Benchmark: Python vs C (C extension)
n=2000 m=2000
Python : 1.204s -> 1768
C ext : 0.010s -> 1768
n=4000 m=4000
Python : 5.039s -> 3526
C ext : 0.033s -> 3526
So this gave quick results. Type C shows more than 150 times faster than pure Python in the second test case above.
Not too shabby.
But what about Numpy?
Some of you may be wondering why the profit margin was not used. Yes, inunus is interesting for vectomed array functions, such as dot products, but not all pure mapping algorithms for finding power. Calculating elenshein distances is a step-by-step process, so inuppy doesn't offer much help. In those cases, it drops to c nge more, ctypesor a traditional native extension It offers real RealTime SpeedSUPS while still being cheap from Python.
PS. I ran some additional tests using the code that would help in using inunce, and it was no surprise that inughpy was as fast as CODE CODE. That's to be expected if the benefit uses C under the hood and has many years of development and optimization behind it.
To put it briefly
The article explores how Python developers can overcome performance bottlenecks in broad tasks, such as computing The levenshtein distance– The same algorithm -By combining C Code in Python.
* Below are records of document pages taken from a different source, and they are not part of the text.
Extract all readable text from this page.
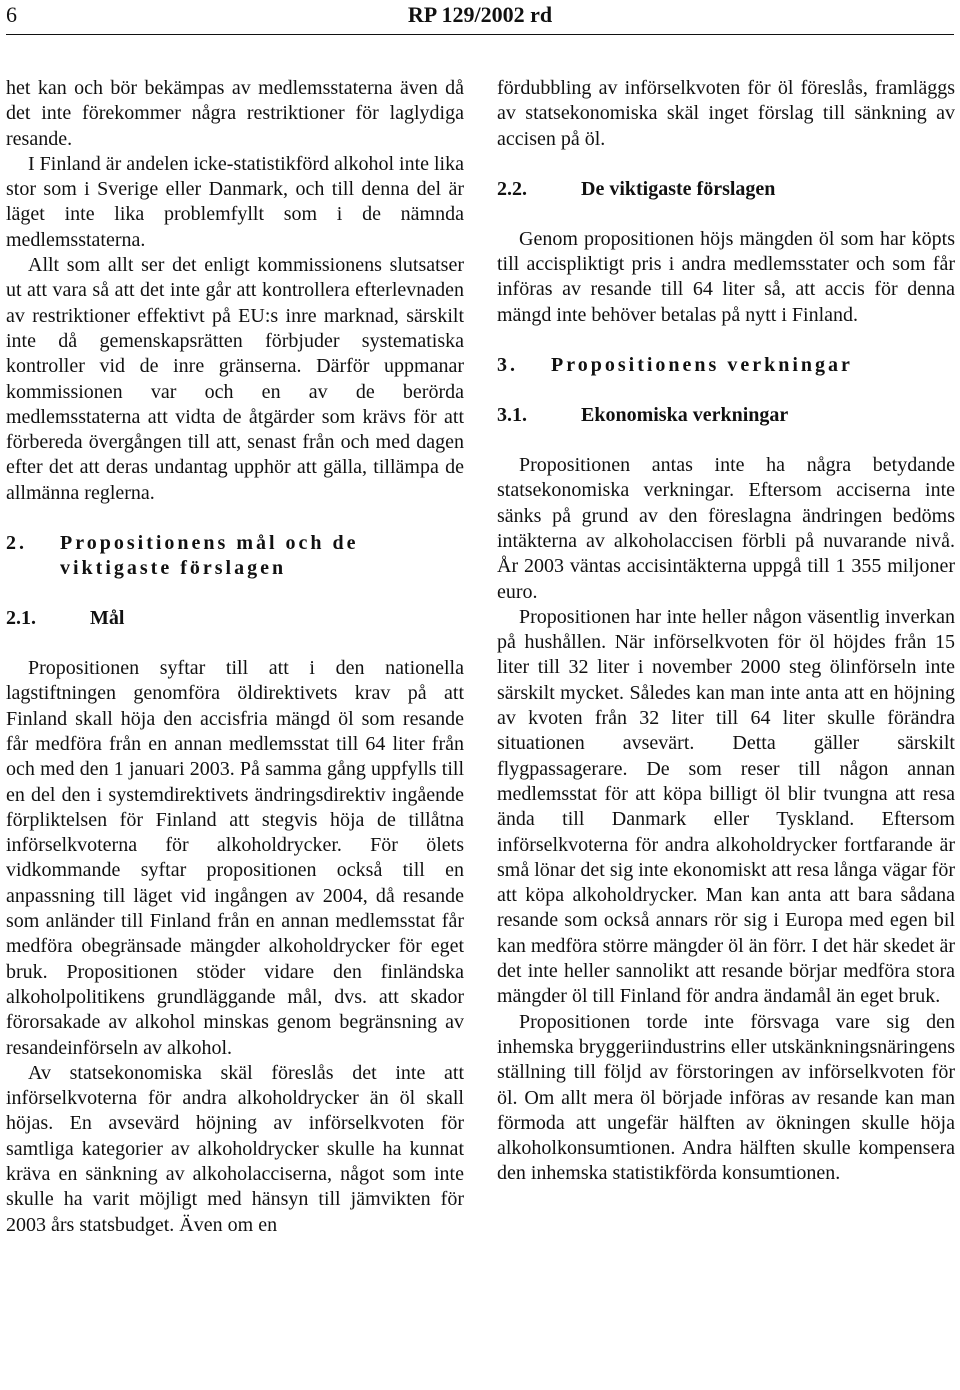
6	RP 129/2002 rd

het kan och bör bekämpas av medlemsstaterna även då det inte förekommer några restriktioner för laglydiga resande.

I Finland är andelen icke-statistikförd alkohol inte lika stor som i Sverige eller Danmark, och till denna del är läget inte lika problemfyllt som i de nämnda medlemsstaterna.

Allt som allt ser det enligt kommissionens slutsatser ut att vara så att det inte går att kontrollera efterlevnaden av restriktioner effektivt på EU:s inre marknad, särskilt inte då gemenskapsrätten förbjuder systematiska kontroller vid de inre gränserna. Därför uppmanar kommissionen var och en av de berörda medlemsstaterna att vidta de åtgärder som krävs för att förbereda övergången till att, senast från och med dagen efter det att deras undantag upphör att gälla, tillämpa de allmänna reglerna.

2.	Propositionens mål och de viktigaste förslagen
2.1.	Mål

Propositionen syftar till att i den nationella lagstiftningen genomföra öldirektivets krav på att Finland skall höja den accisfria mängd öl som resande får medföra från en annan medlemsstat till 64 liter från och med den 1 januari 2003. På samma gång uppfylls till en del den i systemdirektivets ändringsdirektiv ingående förpliktelsen för Finland att stegvis höja de tillåtna införselkvoterna för alkoholdrycker. För ölets vidkommande syftar propositionen också till en anpassning till läget vid ingången av 2004, då resande som anländer till Finland från en annan medlemsstat får medföra obegränsade mängder alkoholdrycker för eget bruk. Propositionen stöder vidare den finländska alkoholpolitikens grundläggande mål, dvs. att skador förorsakade av alkohol minskas genom begränsning av resandeinförseln av alkohol.

Av statsekonomiska skäl föreslås det inte att införselkvoterna för andra alkoholdrycker än öl skall höjas. En avsevärd höjning av införselkvoten för samtliga kategorier av alkoholdrycker skulle ha kunnat kräva en sänkning av alkoholacciserna, något som inte skulle ha varit möjligt med hänsyn till jämvikten för 2003 års statsbudget. Även om en

fördubbling av införselkvoten för öl föreslås, framläggs av statsekonomiska skäl inget förslag till sänkning av accisen på öl.

2.2.	De viktigaste förslagen

Genom propositionen höjs mängden öl som har köpts till accispliktigt pris i andra medlemsstater och som får införas av resande till 64 liter så, att accis för denna mängd inte behöver betalas på nytt i Finland.

3.	Propositionens verkningar
3.1.	Ekonomiska verkningar

Propositionen antas inte ha några betydande statsekonomiska verkningar. Eftersom acciserna inte sänks på grund av den föreslagna ändringen bedöms intäkterna av alkoholaccisen förbli på nuvarande nivå. År 2003 väntas accisintäkterna uppgå till 1 355 miljoner euro.

Propositionen har inte heller någon väsentlig inverkan på hushållen. När införselkvoten för öl höjdes från 15 liter till 32 liter i november 2000 steg ölinförseln inte särskilt mycket. Således kan man inte anta att en höjning av kvoten från 32 liter till 64 liter skulle förändra situationen avsevärt. Detta gäller särskilt flygpassagerare. De som reser till någon annan medlemsstat för att köpa billigt öl blir tvungna att resa ända till Danmark eller Tyskland. Eftersom införselkvoterna för andra alkoholdrycker fortfarande är små lönar det sig inte ekonomiskt att resa långa vägar för att köpa alkoholdrycker. Man kan anta att bara sådana resande som också annars rör sig i Europa med egen bil kan medföra större mängder öl än förr. I det här skedet är det inte heller sannolikt att resande börjar medföra stora mängder öl till Finland för andra ändamål än eget bruk.

Propositionen torde inte försvaga vare sig den inhemska bryggeriindustrins eller utskänkningsnäringens ställning till följd av förstoringen av införselkvoten för öl. Om allt mera öl började införas av resande kan man förmoda att ungefär hälften av ökningen skulle höja alkoholkonsumtionen. Andra hälften skulle kompensera den inhemska statistikförda konsumtionen.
While libraries like Numpy speed up fuzzy functions, sequential algorithms like levenhtein remain limited in Numpy's performance.
To deal with this, I showed Three assembly patterns ranging from simple to more advanced, allowing you to call fast CORD code from Python.
Subprocess. Integrate C code into the implementation (eg with GCC or GCC build tools or virtual This is easy to set up and shows great speed compared to pure Python.
ctypes.You use Ctypes which allow Python directly and call functions from their shared libraries without needing to write a complete Python Extension module. This makes it much easier and faster to compile critical C code to run in Python, avoiding looking at external processes while still keeping your code in Python.
Python C Extensions . Write a full Python extension in C using the CHYthon API (Python.h). This requires a lot of setup but provides faster performance and more integration, allowing you to call C functions as if they were Python functions.
The benchmarks show that the levennein algorithm has been implemented more than 100 × very quickly rather than pure Python. While the external library is like It's politeExcels Vectorised Numbers that work, it does not greatly improve the performance of sequential algorithms such as levenhtein, making C integration a better choice in these cases.
If you're hitting performance limits in Python, heavy-loading in C can provide significant speed improvements and is worth considering. You can start simple with a subprocess, then move to ctypes or full C extensions for harder integration and better performance.
I have described only the three most popular ways to compile C code with Python, but there are a few other ways that I recommend you read if you are reading this article if you like this article if you like this article if you like this article if you like this article if you like this article.